I've been keeping my two planted shrimps tanks(RCS & CRS) for quite a while with no problem but now I wanna add some CO2 for my plants.

I have some java/xmas/flame moss, anubias, java fern, crypto, sabulata, and a few other that I don't remember their names....also planning on adding a xmas wall soon.....

I already have a Hagen CO2 system on one of my tanks:
Natural Plant System

I ordered some nano diffusers from ebay and I'm planning on going DIY from now on.

Now here come the questions and they apply to each tank:
- how much light should I have for CO2 to be effective(I have CFL: 26W on the 10 gal and 18W on the 5 gal)
- how much CO2 do I need in such tanks(will use the lader/diffuser from the existing CO2 as a bubble counter if necessary)
- is there any way of controlling the speed/frequency/amount of CO2 bubles in a DIY project
- should I use one big bottle(2-4 L) for both tanks or one small bottle(0.5 - 1 L) for each tank
- I'll post some more questions later......I can't remember any now......

I also use(~ 2-3 times/week) Flourish Excel and Flourish tabs(every 2 months) in both tanks.

I used to have a few fish tanks but I decided to switch to shrimps as they don't require too much maintenance(smaller tanks).....I never had CO2 in my fish tanks.....

So please, help out a CO2 n00b !!!!

PS: will post pics of my tanks soon.

Thanks.


----------



## AvianAquatics (Apr 29, 2010)

*- how much light should I have for CO2 to be effective(I have CFL: 26W on the 10 gal and 18W on the 5 gal)*

As much as possible! Light does not interfere with CO2. Even without CO2 the plant will keep on growing, so the lights you have right now is good.

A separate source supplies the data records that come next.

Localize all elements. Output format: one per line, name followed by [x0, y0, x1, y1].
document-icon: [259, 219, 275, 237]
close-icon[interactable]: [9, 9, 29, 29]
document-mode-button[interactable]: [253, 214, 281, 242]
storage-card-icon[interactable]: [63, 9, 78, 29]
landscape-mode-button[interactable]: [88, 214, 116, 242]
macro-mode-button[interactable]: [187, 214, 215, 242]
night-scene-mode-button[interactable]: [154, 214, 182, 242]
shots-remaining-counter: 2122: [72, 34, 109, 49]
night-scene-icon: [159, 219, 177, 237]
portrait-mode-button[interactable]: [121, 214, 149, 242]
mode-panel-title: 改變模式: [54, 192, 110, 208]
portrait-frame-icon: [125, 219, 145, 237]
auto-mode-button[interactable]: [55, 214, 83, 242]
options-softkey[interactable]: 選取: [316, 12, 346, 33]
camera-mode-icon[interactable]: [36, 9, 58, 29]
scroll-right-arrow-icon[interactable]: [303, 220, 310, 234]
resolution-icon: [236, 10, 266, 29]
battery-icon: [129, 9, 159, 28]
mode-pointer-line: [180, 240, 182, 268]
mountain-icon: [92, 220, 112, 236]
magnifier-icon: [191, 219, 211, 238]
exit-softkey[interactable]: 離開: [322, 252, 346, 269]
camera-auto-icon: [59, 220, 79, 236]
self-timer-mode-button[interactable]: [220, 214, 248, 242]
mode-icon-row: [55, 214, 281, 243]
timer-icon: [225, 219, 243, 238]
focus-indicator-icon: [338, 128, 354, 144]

*- is there any way of controlling the speed/frequency/amount of CO2 bubles in a DIY project*

Not really but apparently if you use jello it becomes more stable. See here:
http://www.bcaquaria.com/forum/plants-algae-ferts-ei-co2-lighting-13/diy-jello-co2-2062/

*- should I use one big bottle(2-4 L) for both tanks or one small bottle(0.5 - 1 L) for each tank*

I think using 2 smaller bottles will be more stable. More CO2 will be lose if you use a big bottle for 2 tanks, and you cannot guarantee if the amount going to two tanks are equal; there will likely be CO2 fluctuation in both tanks.

Hope this helps!


----------



## punchbuggy (Apr 21, 2010)

what is your desire for CO2? From a quick look of your plant list they are slow growers and/or low light plants anyways, CO2 will help but not as much as for high-light and fast growers


----------



## 2wheelsx2 (Apr 21, 2010)

AvianAquatics said:


> As much as possible! Light does not interfere with CO2. Even without CO2 the plant will keep on growing, so the lights you have right now is good.

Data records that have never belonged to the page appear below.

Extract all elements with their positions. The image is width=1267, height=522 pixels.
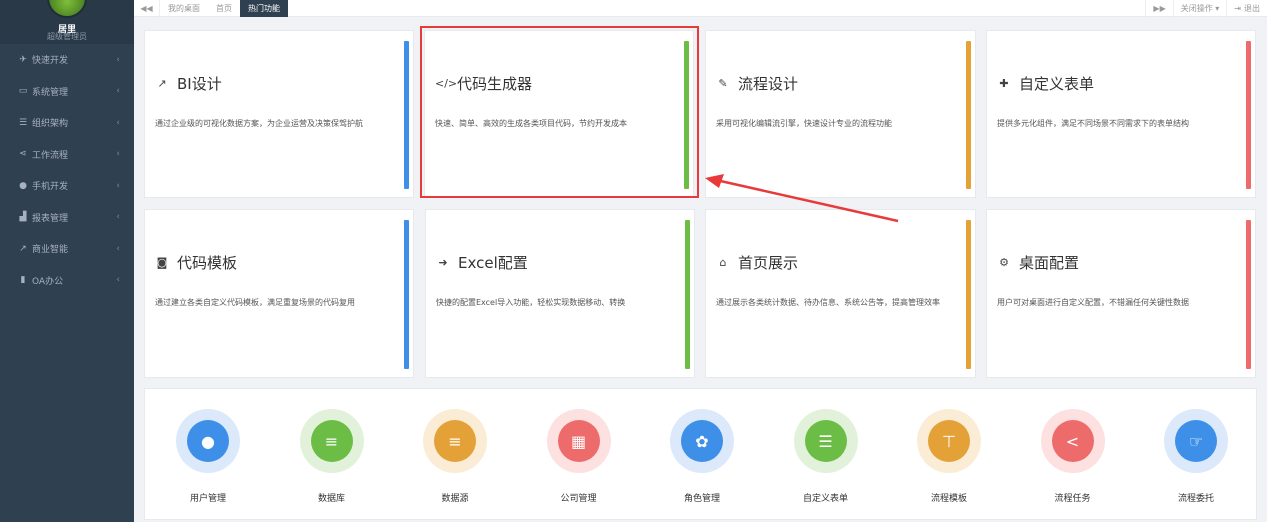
shortcut-label: 流程任务 bbox=[1054, 494, 1091, 504]
shortcut-label: 自定义表单 bbox=[802, 494, 848, 504]
share-alt-icon: < bbox=[1051, 420, 1094, 462]
shortcut-ring: < bbox=[1040, 409, 1105, 473]
shortcut-label: 角色管理 bbox=[683, 494, 720, 504]
shortcut-ring: ≡ bbox=[299, 409, 364, 473]
paw-icon: ✿ bbox=[681, 420, 723, 462]
shortcut-label: 用户管理 bbox=[189, 494, 226, 504]
shortcut-item[interactable]: < 流程任务 bbox=[1023, 409, 1123, 504]
shortcut-label: 流程委托 bbox=[1177, 494, 1214, 504]
shortcut-ring: ⊤ bbox=[917, 409, 981, 473]
shortcut-ring: ☰ bbox=[793, 409, 858, 473]
shortcut-item[interactable]: ☰ 自定义表单 bbox=[776, 409, 876, 504]
shortcut-item[interactable]: ⊤ 流程模板 bbox=[899, 409, 999, 504]
database-icon: ≡ bbox=[310, 420, 353, 462]
shortcut-item[interactable]: ▦ 公司管理 bbox=[529, 409, 629, 504]
shortcut-item[interactable]: ≡ 数据库 bbox=[282, 409, 382, 504]
building-icon: ▦ bbox=[557, 420, 600, 462]
shortcut-ring: ☞ bbox=[1164, 409, 1228, 473]
shortcut-label: 数据库 bbox=[317, 494, 345, 504]
shortcut-label: 公司管理 bbox=[560, 494, 597, 504]
datasource-icon: ≡ bbox=[434, 420, 476, 462]
shortcut-label: 流程模板 bbox=[930, 494, 967, 504]
shortcut-item[interactable]: ✿ 角色管理 bbox=[652, 409, 752, 504]
shortcut-item[interactable]: ≡ 数据源 bbox=[405, 409, 505, 504]
shortcut-ring: ≡ bbox=[423, 409, 487, 473]
shortcut-panel: ● 用户管理 ≡ 数据库 ≡ 数据源 ▦ 公司管理 ✿ 角色管理 ☰ 自定义表单 ⊤ 流程模板 < 流程任务 ☞… bbox=[144, 388, 1257, 520]
shortcut-ring: ● bbox=[176, 409, 240, 473]
user-icon: ● bbox=[187, 420, 229, 462]
list-icon: ☰ bbox=[804, 420, 847, 462]
sitemap-icon: ⊤ bbox=[928, 420, 970, 462]
shortcut-item[interactable]: ● 用户管理 bbox=[158, 409, 258, 504]
shortcut-ring: ✿ bbox=[670, 409, 734, 473]
shortcut-ring: ▦ bbox=[546, 409, 611, 473]
shortcut-item[interactable]: ☞ 流程委托 bbox=[1146, 409, 1246, 504]
handshake-icon: ☞ bbox=[1175, 420, 1217, 462]
shortcut-label: 数据源 bbox=[441, 494, 469, 504]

I wouldn't do this. Many people think more light is better. Absolutely not true. If you add enough light and CO2, you'd have a constant battle with dosing/pruning/algae and the tiniest imbalance will trigger an algae outbreak, or kill your livestock with too much CO2.

As for your other questions, why do you want to do DIY CO2? Are you unhappy with the types of plants your are growing or the current growth? What's your objective with DIY CO2?

DIY CO2 will not work well with ceramic diffusers (lots of people have been there done that). If you want to go DIY, use a needle wheel or a small power head to chop up the CO2 and call it a day. Make sure you use a gas separater to prevent the mix from overflowing into the tank.

I don't see a plant on your list that won't grow well without CO2, and none of them need high light either. It's tempting to think CO2 is the solution to plants, but IMO, KISS is a better principle, and since it ain't broke......


----------